Source: The Wall Street Journal
U.S. businesses are facing the biggest health-insurance cost increases in at least 15 years, after already-steep boosts in recent years that have pushed the annual expense for family coverage high enough to equal the price of a small car.
Costs for employer coverage are expected to surge about 9.5% in 2026, according to an estimate from Aon, while an employer survey by WTW suggested 9.2%. Both benefits-consulting firms’ projections, which were provided exclusively to The Wall Street Journal, would represent the fastest rate of increase since at least 2011, when the price tags for employer coverage were far lower than the recent average of roughly $25,500 for a family plan.
Other employer surveys conducted this year have generated similar findings—sharp hikes in health-coverage spending for next year, on top of two years of significant increases.
“It’s an unsustainable number for a lot of employers,” said Shawn Gremminger, chief executive of the National Alliance of Healthcare Purchaser Coalitions, which represents employers. The reaction from employers to the increases “ranges between upset, shocked, freaked-out and resigned,” he said.
Insurers say rising premiums for health coverage are driven by the growing cost of healthcare. The causes include higher prices for hospital care, expanding use of services—due in part to higher prevalence of conditions such as cancer in the working-age population—and pricey drugs, including the popular weight-loss and diabetes treatments known as GLP-1s.
Employers are moving to blunt the spike, and tactics such as changing plan designs are likely to shave a percentage point or two from the average increase, the benefits firms said. Some are pushing more costs to employees through larger payroll deductions for premiums or higher out-of-pocket charges such as deductibles.
“It’s a hard choice that makes you sick to your stomach,” says Troy Morris, CEO of Kall Morris Inc., a space-services company in Marquette, Mich., with about 20 employees. His firm pays the entire cost of its workers’ premiums, and has long tried to hold down what they pay to access care, he says.
The cost of the company’s health plan grew roughly 20% for the plan year that started Aug. 1, after a 9% increase in 2024. Kall Morris ended up sticking with the same plan design. However, the plan’s out-of-pocket maximum—the annual cap on what workers might have to pay for care—increased to $10,000 per family, up from $8,150.
In one sign of corporate America’s dissatisfaction with the health-coverage status quo, the WTW survey, which was performed this summer and largely focused on bigger employers, found that 60% were planning to look at replacing their health insurer or pharmacy-benefit manager in the next few years.
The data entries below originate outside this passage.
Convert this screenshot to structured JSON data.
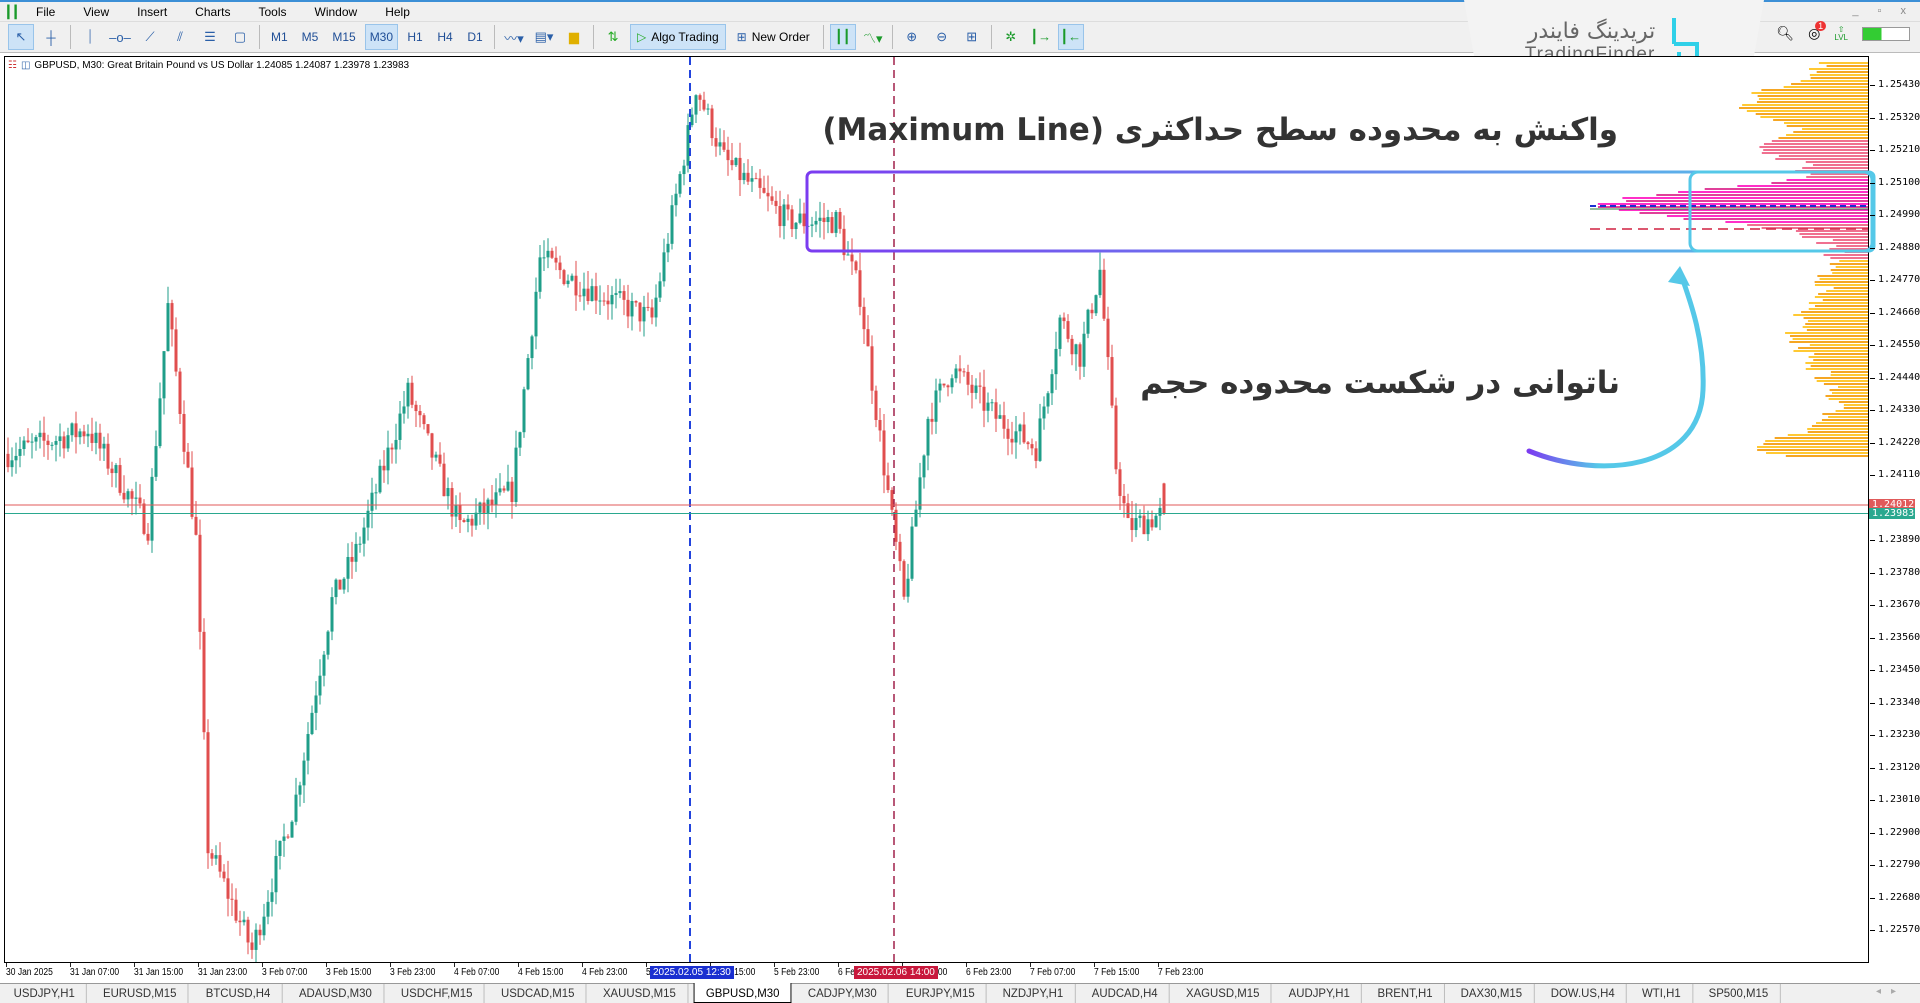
{
  "menu": [
    "File",
    "View",
    "Insert",
    "Charts",
    "Tools",
    "Window",
    "Help"
  ],
  "toolbar": {
    "timeframes": [
      "M1",
      "M5",
      "M15",
      "M30",
      "H1",
      "H4",
      "D1"
    ],
    "active_timeframe": "M30",
    "algo_trading": "Algo Trading",
    "new_order": "New Order"
  },
  "window_controls": "_ ▫ x",
  "notifications_badge": "1",
  "level_label": "LVL",
  "logo": {
    "fa": "تریدینگ فایندر",
    "en": "TradingFinder"
  },
  "chart": {
    "title": "GBPUSD, M30:  Great Britain Pound vs US Dollar  1.24085 1.24087 1.23978 1.23983",
    "price_ticks": [
      "1.25430",
      "1.25320",
      "1.25210",
      "1.25100",
      "1.24990",
      "1.24880",
      "1.24770",
      "1.24660",
      "1.24550",
      "1.24440",
      "1.24330",
      "1.24220",
      "1.24110",
      "1.23890",
      "1.23780",
      "1.23670",
      "1.23560",
      "1.23450",
      "1.23340",
      "1.23230",
      "1.23120",
      "1.23010",
      "1.22900",
      "1.22790",
      "1.22680",
      "1.22570"
    ],
    "bid_price": "1.24012",
    "ask_price": "1.23983",
    "time_ticks": [
      "30 Jan 2025",
      "31 Jan 07:00",
      "31 Jan 15:00",
      "31 Jan 23:00",
      "3 Feb 07:00",
      "3 Feb 15:00",
      "3 Feb 23:00",
      "4 Feb 07:00",
      "4 Feb 15:00",
      "4 Feb 23:00",
      "5 Feb 07:00",
      "5 Feb 15:00",
      "5 Feb 23:00",
      "6 Feb 07:00",
      "6 Feb 15:00",
      "6 Feb 23:00",
      "7 Feb 07:00",
      "7 Feb 15:00",
      "7 Feb 23:00"
    ],
    "vline_blue_label": "2025.02.05 12:30",
    "vline_red_label": "2025.02.06 14:00",
    "colors": {
      "bull": "#1f9e89",
      "bear": "#e04e4e",
      "bid": "#e05a5a",
      "ask": "#2aa88f",
      "vline_blue": "#2244dd",
      "vline_red": "#a0204a"
    }
  },
  "chart_data": {
    "type": "candlestick",
    "symbol": "GBPUSD",
    "timeframe": "M30",
    "price_anchors": [
      [
        0,
        1.24185
      ],
      [
        20,
        1.24268
      ],
      [
        35,
        1.23936
      ],
      [
        40,
        1.24683
      ],
      [
        47,
        1.23894
      ],
      [
        50,
        1.22856
      ],
      [
        61,
        1.22504
      ],
      [
        72,
        1.23022
      ],
      [
        81,
        1.23687
      ],
      [
        87,
        1.23853
      ],
      [
        100,
        1.24392
      ],
      [
        113,
        1.23936
      ],
      [
        126,
        1.2406
      ],
      [
        133,
        1.24849
      ],
      [
        142,
        1.24766
      ],
      [
        161,
        1.24641
      ],
      [
        170,
        1.25264
      ],
      [
        172,
        1.2543
      ],
      [
        179,
        1.25181
      ],
      [
        195,
        1.24973
      ],
      [
        207,
        1.24973
      ],
      [
        213,
        1.24724
      ],
      [
        219,
        1.24143
      ],
      [
        224,
        1.23687
      ],
      [
        230,
        1.24309
      ],
      [
        236,
        1.24475
      ],
      [
        247,
        1.24309
      ],
      [
        257,
        1.24205
      ],
      [
        263,
        1.24641
      ],
      [
        268,
        1.24517
      ],
      [
        273,
        1.24807
      ],
      [
        277,
        1.24143
      ],
      [
        280,
        1.23936
      ],
      [
        289,
        1.23983
      ]
    ],
    "last_ohlc": {
      "open": 1.24085,
      "high": 1.24087,
      "low": 1.23978,
      "close": 1.23983
    },
    "ylim": [
      1.2251,
      1.2549
    ]
  },
  "annotations": {
    "maximum_line": "واکنش به محدوده سطح حداکثری (Maximum Line)",
    "failure": "ناتوانی در شکست محدوده حجم"
  },
  "tabs": [
    "USDJPY,H1",
    "EURUSD,M15",
    "BTCUSD,H4",
    "ADAUSD,M30",
    "USDCHF,M15",
    "USDCAD,M15",
    "XAUUSD,M15",
    "GBPUSD,M30",
    "CADJPY,M30",
    "EURJPY,M15",
    "NZDJPY,H1",
    "AUDCAD,H4",
    "XAGUSD,M15",
    "AUDJPY,H1",
    "BRENT,H1",
    "DAX30,M15",
    "DOW.US,H4",
    "WTI,H1",
    "SP500,M15"
  ],
  "active_tab": "GBPUSD,M30"
}
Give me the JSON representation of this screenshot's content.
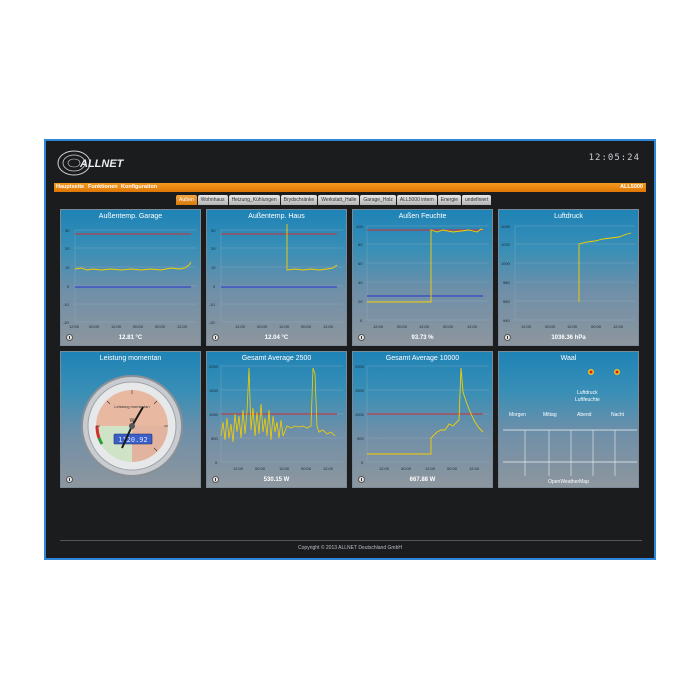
{
  "header": {
    "brand": "ALLNET",
    "clock": "12:05:24"
  },
  "menu": {
    "items": [
      "Hauptseite",
      "Funktionen",
      "Konfiguration"
    ],
    "device": "ALL5000"
  },
  "tabs": [
    "Außen",
    "Wohnhaus",
    "Heizung_Kühlungen",
    "Brydschränke",
    "Werkstatt_Halle",
    "Garage_Holz",
    "ALL5000 intern",
    "Energie",
    "undefiniert"
  ],
  "active_tab": "Außen",
  "colors": {
    "accent": "#f08a10",
    "line": "#f5d000",
    "upper_limit": "#d23030",
    "lower_limit": "#2233d0"
  },
  "panels": {
    "aussentemp_garage": {
      "title": "Außentemp. Garage",
      "value": "12.81 °C"
    },
    "aussentemp_haus": {
      "title": "Außentemp. Haus",
      "value": "12.04 °C"
    },
    "aussen_feuchte": {
      "title": "Außen Feuchte",
      "value": "93.73 %"
    },
    "luftdruck": {
      "title": "Luftdruck",
      "value": "1036.36 hPa"
    },
    "leistung": {
      "title": "Leistung momentan",
      "gauge_label": "Leistung momentan",
      "display": "1120.92",
      "unit": "W"
    },
    "avg2500": {
      "title": "Gesamt Average 2500",
      "value": "530.15 W"
    },
    "avg10000": {
      "title": "Gesamt Average 10000",
      "value": "667.88 W"
    },
    "waal": {
      "title": "Waal",
      "rows": [
        "Luftdruck",
        "Luftfeuchte"
      ],
      "columns": [
        "Morgen",
        "Mittag",
        "Abend",
        "Nacht"
      ],
      "source": "OpenWeatherMap"
    }
  },
  "footer": {
    "copyright": "Copyright © 2013 ALLNET Deutschland GmbH"
  }
}
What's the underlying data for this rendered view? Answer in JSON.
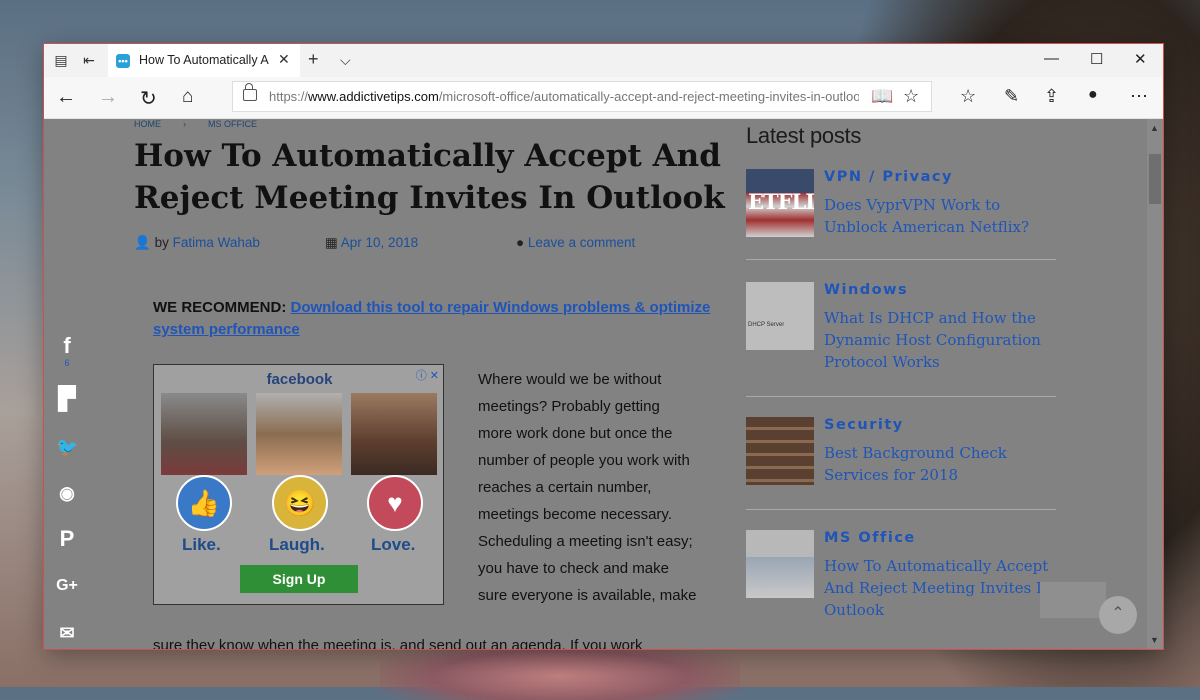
{
  "browser": {
    "tab_title": "How To Automatically A",
    "tab_favicon": "•••",
    "url_prefix": "https://",
    "url_host": "www.addictivetips.com",
    "url_path": "/microsoft-office/automatically-accept-and-reject-meeting-invites-in-outlook/"
  },
  "page": {
    "breadcrumb": [
      "HOME",
      "MS OFFICE"
    ],
    "title": "How To Automatically Accept And Reject Meeting Invites In Outlook",
    "meta": {
      "by": "by",
      "author": "Fatima Wahab",
      "date": "Apr 10, 2018",
      "comment": "Leave a comment"
    },
    "recommend_label": "WE RECOMMEND:",
    "recommend_link": "Download this tool to repair Windows problems & optimize system performance",
    "share_count": "6",
    "ad": {
      "brand": "facebook",
      "labels": [
        "Like.",
        "Laugh.",
        "Love."
      ],
      "button": "Sign Up"
    },
    "body_text": "Where would we be without meetings? Probably getting more work done but once the number of people you work with reaches a certain number, meetings become necessary. Scheduling a meeting isn't easy; you have to check and make sure everyone is available, make",
    "body_cut": "sure they know when the meeting is, and send out an agenda. If you work"
  },
  "sidebar": {
    "heading": "Latest posts",
    "posts": [
      {
        "category": "VPN / Privacy",
        "title": "Does VyprVPN Work to Unblock American Netflix?",
        "thumb_text": "ETFLI"
      },
      {
        "category": "Windows",
        "title": "What Is DHCP and How the Dynamic Host Configuration Protocol Works",
        "thumb_text": "DHCP Server"
      },
      {
        "category": "Security",
        "title": "Best Background Check Services for 2018",
        "thumb_text": ""
      },
      {
        "category": "MS Office",
        "title": "How To Automatically Accept And Reject Meeting Invites In Outlook",
        "thumb_text": ""
      }
    ]
  },
  "icons": {
    "tabs_aside": "tabs-aside-icon",
    "back": "back-arrow-icon",
    "forward": "forward-arrow-icon",
    "refresh": "refresh-icon",
    "home": "home-icon",
    "reading_view": "reading-view-icon",
    "favorite": "star-icon",
    "hub": "favorites-hub-icon",
    "notes": "pen-icon",
    "share": "share-icon",
    "more": "more-icon"
  },
  "colors": {
    "link": "#1f55b8",
    "page_overlay": "#828282",
    "facebook_green": "#2f8f36"
  }
}
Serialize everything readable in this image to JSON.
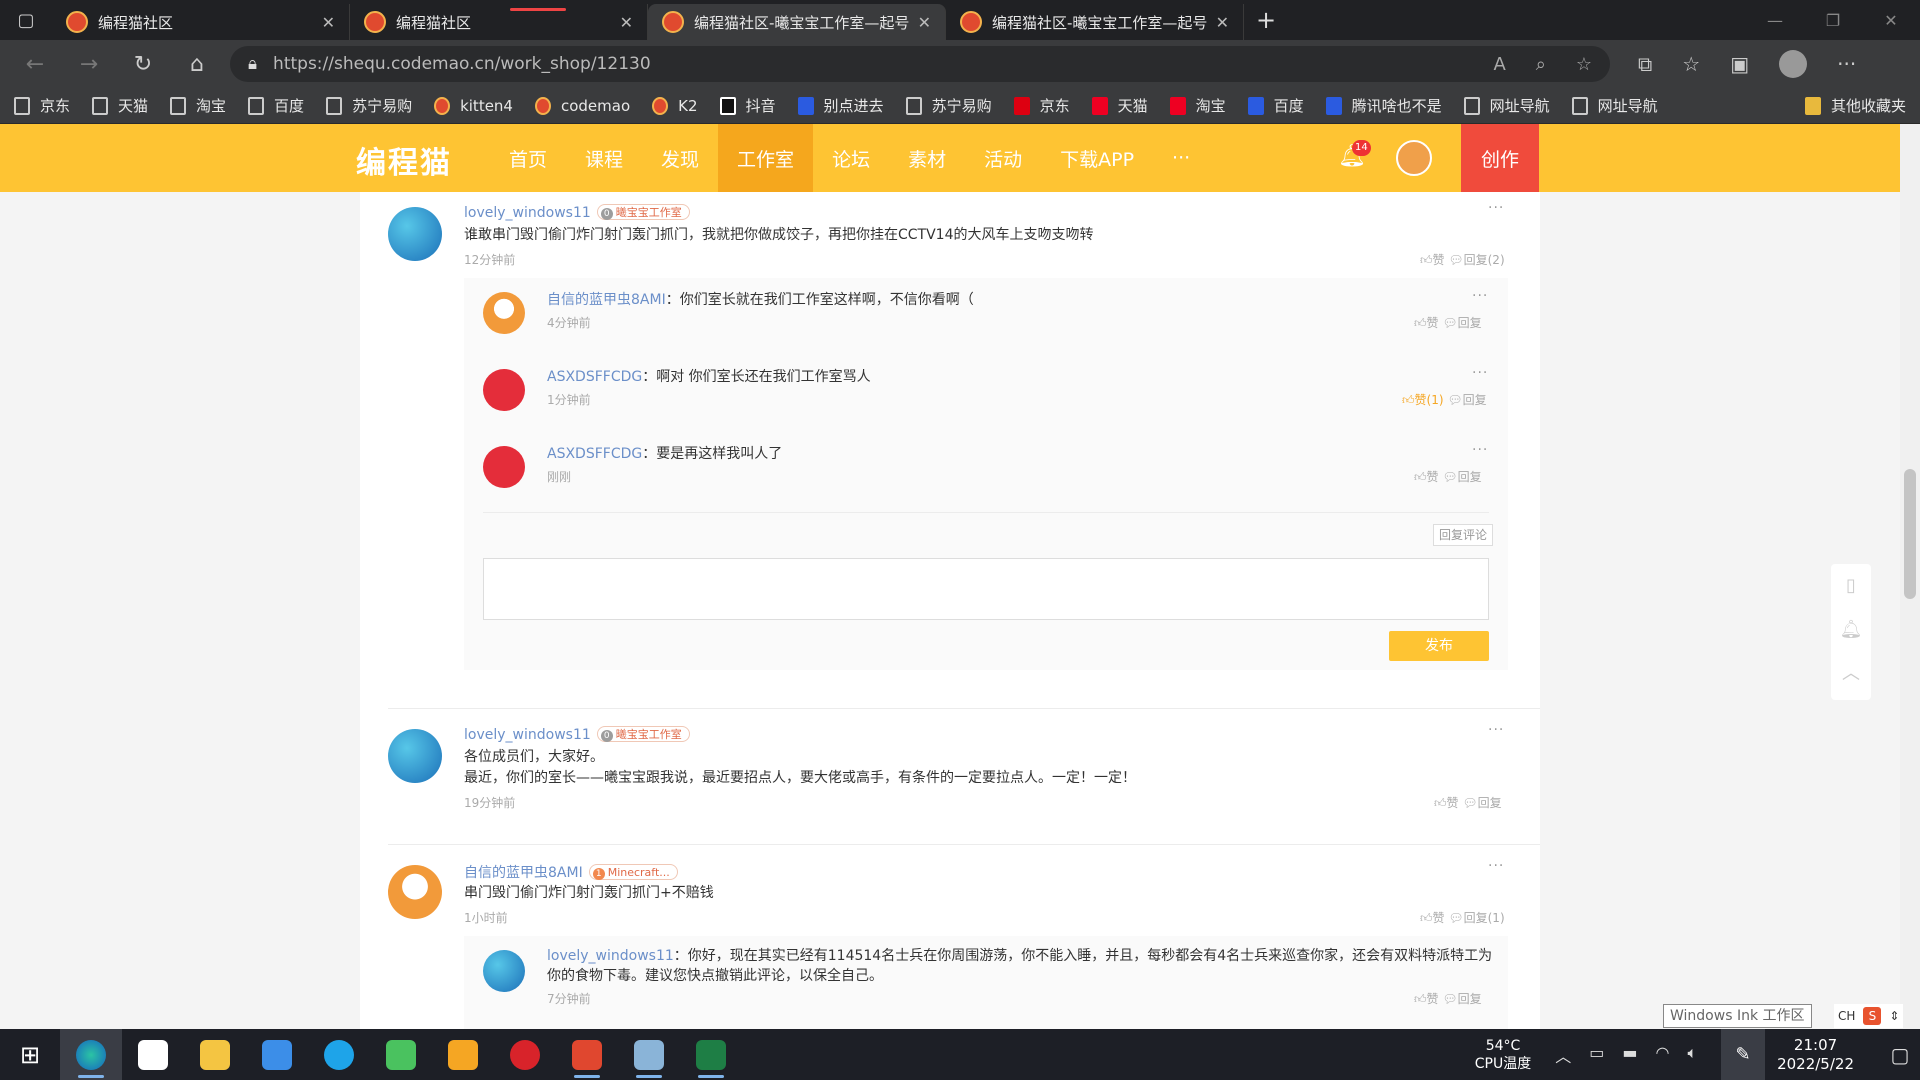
{
  "browser": {
    "tabs": [
      {
        "title": "编程猫社区",
        "active": false
      },
      {
        "title": "编程猫社区",
        "active": false,
        "loading": true
      },
      {
        "title": "编程猫社区-曦宝宝工作室—起号",
        "active": true
      },
      {
        "title": "编程猫社区-曦宝宝工作室—起号",
        "active": false
      }
    ],
    "url": "https://shequ.codemao.cn/work_shop/12130",
    "bookmarks": [
      "京东",
      "天猫",
      "淘宝",
      "百度",
      "苏宁易购",
      "kitten4",
      "codemao",
      "K2",
      "抖音",
      "别点进去",
      "苏宁易购",
      "京东",
      "天猫",
      "淘宝",
      "百度",
      "腾讯啥也不是",
      "网址导航",
      "网址导航"
    ],
    "other_bookmarks": "其他收藏夹"
  },
  "site": {
    "logo": "编程猫",
    "nav": [
      "首页",
      "课程",
      "发现",
      "工作室",
      "论坛",
      "素材",
      "活动",
      "下载APP",
      "···"
    ],
    "notification_count": "14",
    "create_label": "创作"
  },
  "comments": [
    {
      "user": "lovely_windows11",
      "level": "0",
      "tag": "曦宝宝工作室",
      "text": "谁敢串门毁门偷门炸门射门轰门抓门，我就把你做成饺子，再把你挂在CCTV14的大风车上支吻支吻转",
      "time": "12分钟前",
      "like": "赞",
      "reply": "回复(2)",
      "replies": [
        {
          "user": "自信的蓝甲虫8AMI",
          "text": "你们室长就在我们工作室这样啊，不信你看啊（",
          "time": "4分钟前",
          "like": "赞",
          "reply": "回复"
        },
        {
          "user": "ASXDSFFCDG",
          "text": "啊对 你们室长还在我们工作室骂人",
          "time": "1分钟前",
          "like": "赞(1)",
          "reply": "回复"
        },
        {
          "user": "ASXDSFFCDG",
          "text": "要是再这样我叫人了",
          "time": "刚刚",
          "like": "赞",
          "reply": "回复"
        }
      ],
      "reply_comment_label": "回复评论",
      "publish_label": "发布"
    },
    {
      "user": "lovely_windows11",
      "level": "0",
      "tag": "曦宝宝工作室",
      "text_lines": [
        "各位成员们，大家好。",
        "最近，你们的室长——曦宝宝跟我说，最近要招点人，要大佬或高手，有条件的一定要拉点人。一定！一定！"
      ],
      "time": "19分钟前",
      "like": "赞",
      "reply": "回复"
    },
    {
      "user": "自信的蓝甲虫8AMI",
      "level": "1",
      "tag": "Minecraft...",
      "text": "串门毁门偷门炸门射门轰门抓门+不赔钱",
      "time": "1小时前",
      "like": "赞",
      "reply": "回复(1)",
      "replies": [
        {
          "user": "lovely_windows11",
          "text_lines": [
            "你好，现在其实已经有114514名士兵在你周围游荡，你不能入睡，并且，每秒都会有4名士兵来巡查你家，还会有双料特派特工为",
            "你的食物下毒。建议您快点撤销此评论，以保全自己。"
          ],
          "time": "7分钟前",
          "like": "赞",
          "reply": "回复"
        }
      ]
    }
  ],
  "more_label": "···",
  "overlay": {
    "ink_tooltip": "Windows Ink 工作区",
    "ime": "CH"
  },
  "taskbar": {
    "temp": "54°C",
    "temp_label": "CPU温度",
    "time": "21:07",
    "date": "2022/5/22"
  },
  "colors": {
    "site_yellow": "#fec433",
    "nav_active": "#f5a71d",
    "create_red": "#f04b3c",
    "username_blue": "#6b8fc9"
  }
}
It also found that nearly a third of employers surveyed are giving priority to new plan designs that could include changes such as limits on access to certain doctors or hospitals.
Mutual of Omaha, which sells life insurance and other financial products, expects to launch a process later this year to find new health-plan and drug-benefits administrators, after seeing healthcare costs increase by double digits this year. The company wants to include smaller vendors offering alternative products, not just the giants that serve most employers, said Steven Schlange, vice president of human resources.
The Omaha, Neb.-based company, with roughly 6,300 employees, this year stopped covering GLP-1 drugs for weight loss, a category that includes Wegovy and Zepbound. Spending for the drugs had grown, and the company wanted to implement a program that would help patients maintain weight loss after stopping their GLP-1 medications. But its pharmacy-benefit manager said that if Mutual of Omaha moved forward, it would forfeit lucrative rebate payments.
“We’re certainly frustrated,” Schlange said. Requesting new benefits vendor bids “gives us an opportunity to go out in the marketplace and look at different options.”
Rising employer healthcare costs are driven in part by the continuing impact of inflation, which has been playing out in higher prices negotiated by hospital systems. New, higher-cost drug therapies, including the GLP-1s, are also raising spending, insurers and benefits consultants say.
“This is the worst I’ve seen,” in rapid escalation of healthcare costs, said Pam Kehaly, CEO of Blue Cross Blue Shield of Arizona. “It’s happening so fast, it’s happening so broadly.” She points to more aggressive billing by some healthcare providers, potentially powered by artificial-intelligence tools.
In addition, Americans are using more healthcare services, partly due to rising care for serious health issues such as cancer, cardiovascular conditions such as atrial fibrillation, and musculo-skeletal problems that can lead to lower-back and joint procedures, said Kirk Roy, chief actuary at Blue Cross Blue Shield of Michigan.
“Diseases that we usually thought of as for elderly, we’re seeing more and more in a younger, working-age population,” he said.